Plt. Deputi Bidang Pelayanan Publik Kemenpan RB Abdul Hakim mengatakan, SAS Banyuwangi bukan hanya berhasil dipertahankan. Namun juga terus dikembangkan hingga sekarang.
“Ini yang penting. Bahwa inovasi tidak hanya diciptakan, namun juga harus dijaga keberlangsungannya. Ke depan adalah bagaimana untuk melembagakan inovasi ini supaya praktik baiknya bisa direplikasi daerah lain,” kata dia.
Sementara itu, Plt. Bupati Banyuwangi Sugirah sangat bersyukur inovasi Banyuwangi kembali mendapatkan apresiasi dari pemerintah pusat.
“Alhamdulillah, inovasi Banyuwangi terus mencatatkan prestasi. Penghargaan ini menjadi pelecut bagi kami untuk terus berinovasi lebih baik ke depan,” kata Sugirah.
Sugirah menjelaskan, program SAS adalah upaya pemkab untuk mendorong empati dan solidaritas di kalangan pelajar. Dalam program ini, pelajar dari keluarga mampu memberi dana sukarela ke teman sebayanya dari keluarga kurang mampu.

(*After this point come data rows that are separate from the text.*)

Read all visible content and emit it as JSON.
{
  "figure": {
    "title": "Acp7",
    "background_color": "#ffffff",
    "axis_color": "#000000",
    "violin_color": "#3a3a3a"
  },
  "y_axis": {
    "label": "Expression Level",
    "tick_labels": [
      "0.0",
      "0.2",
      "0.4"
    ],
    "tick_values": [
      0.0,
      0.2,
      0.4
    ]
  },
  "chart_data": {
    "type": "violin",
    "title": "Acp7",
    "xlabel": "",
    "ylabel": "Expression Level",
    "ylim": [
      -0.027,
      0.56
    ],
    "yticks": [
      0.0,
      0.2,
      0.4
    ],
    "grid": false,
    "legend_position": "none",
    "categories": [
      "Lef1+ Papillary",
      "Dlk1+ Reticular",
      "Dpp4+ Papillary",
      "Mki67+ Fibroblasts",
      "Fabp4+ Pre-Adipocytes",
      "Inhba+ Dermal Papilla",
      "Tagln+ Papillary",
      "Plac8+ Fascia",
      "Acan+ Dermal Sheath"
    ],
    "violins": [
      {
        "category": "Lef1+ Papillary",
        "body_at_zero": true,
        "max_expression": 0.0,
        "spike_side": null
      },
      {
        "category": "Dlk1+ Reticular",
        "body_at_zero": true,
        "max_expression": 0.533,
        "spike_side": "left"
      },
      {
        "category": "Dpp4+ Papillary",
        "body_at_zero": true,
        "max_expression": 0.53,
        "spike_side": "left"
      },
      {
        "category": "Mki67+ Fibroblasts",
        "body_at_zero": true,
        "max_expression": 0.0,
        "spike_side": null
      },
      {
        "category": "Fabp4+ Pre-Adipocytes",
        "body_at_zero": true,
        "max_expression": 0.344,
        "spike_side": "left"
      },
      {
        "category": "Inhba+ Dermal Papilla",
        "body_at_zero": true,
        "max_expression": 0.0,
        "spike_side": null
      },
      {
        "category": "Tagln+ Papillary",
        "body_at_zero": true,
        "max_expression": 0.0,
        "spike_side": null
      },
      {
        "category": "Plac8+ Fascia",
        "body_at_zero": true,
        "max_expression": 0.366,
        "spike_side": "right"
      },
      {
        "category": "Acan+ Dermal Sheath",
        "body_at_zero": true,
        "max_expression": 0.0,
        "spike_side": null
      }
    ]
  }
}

Pengelolaannya dilakukan dari siswa, oleh siswa, dan untuk siswa. Sejak diluncurkan pada 2011, saat ini SAS berhasil mengumpulkan dana hingga Rp 27,71 miliar dengan menjangkau lebih dari 250 ribu siswa.
Uang yang terkumpul, secara periodik dibelanjakan untuk memenuhi kebutuhan primer dan sekunder siswa setempat. Seperti untuk beli baju sekolah, sepatu, tas, alat tulis, atau bahkan uang saku bagi siswa yang keuang mampu. Termasuk pula seperti membelikan kacamata hingga sepeda mini agar tidak terlambat.
“Tidak semua masalah pendidikan mampu ditangani pemerintah. Program SAS jadi salah satu solusi untuk mengatasi keterbatasan tangan pemerintah dalam membiayai pendidikan masyarakat,” urai Sugirah.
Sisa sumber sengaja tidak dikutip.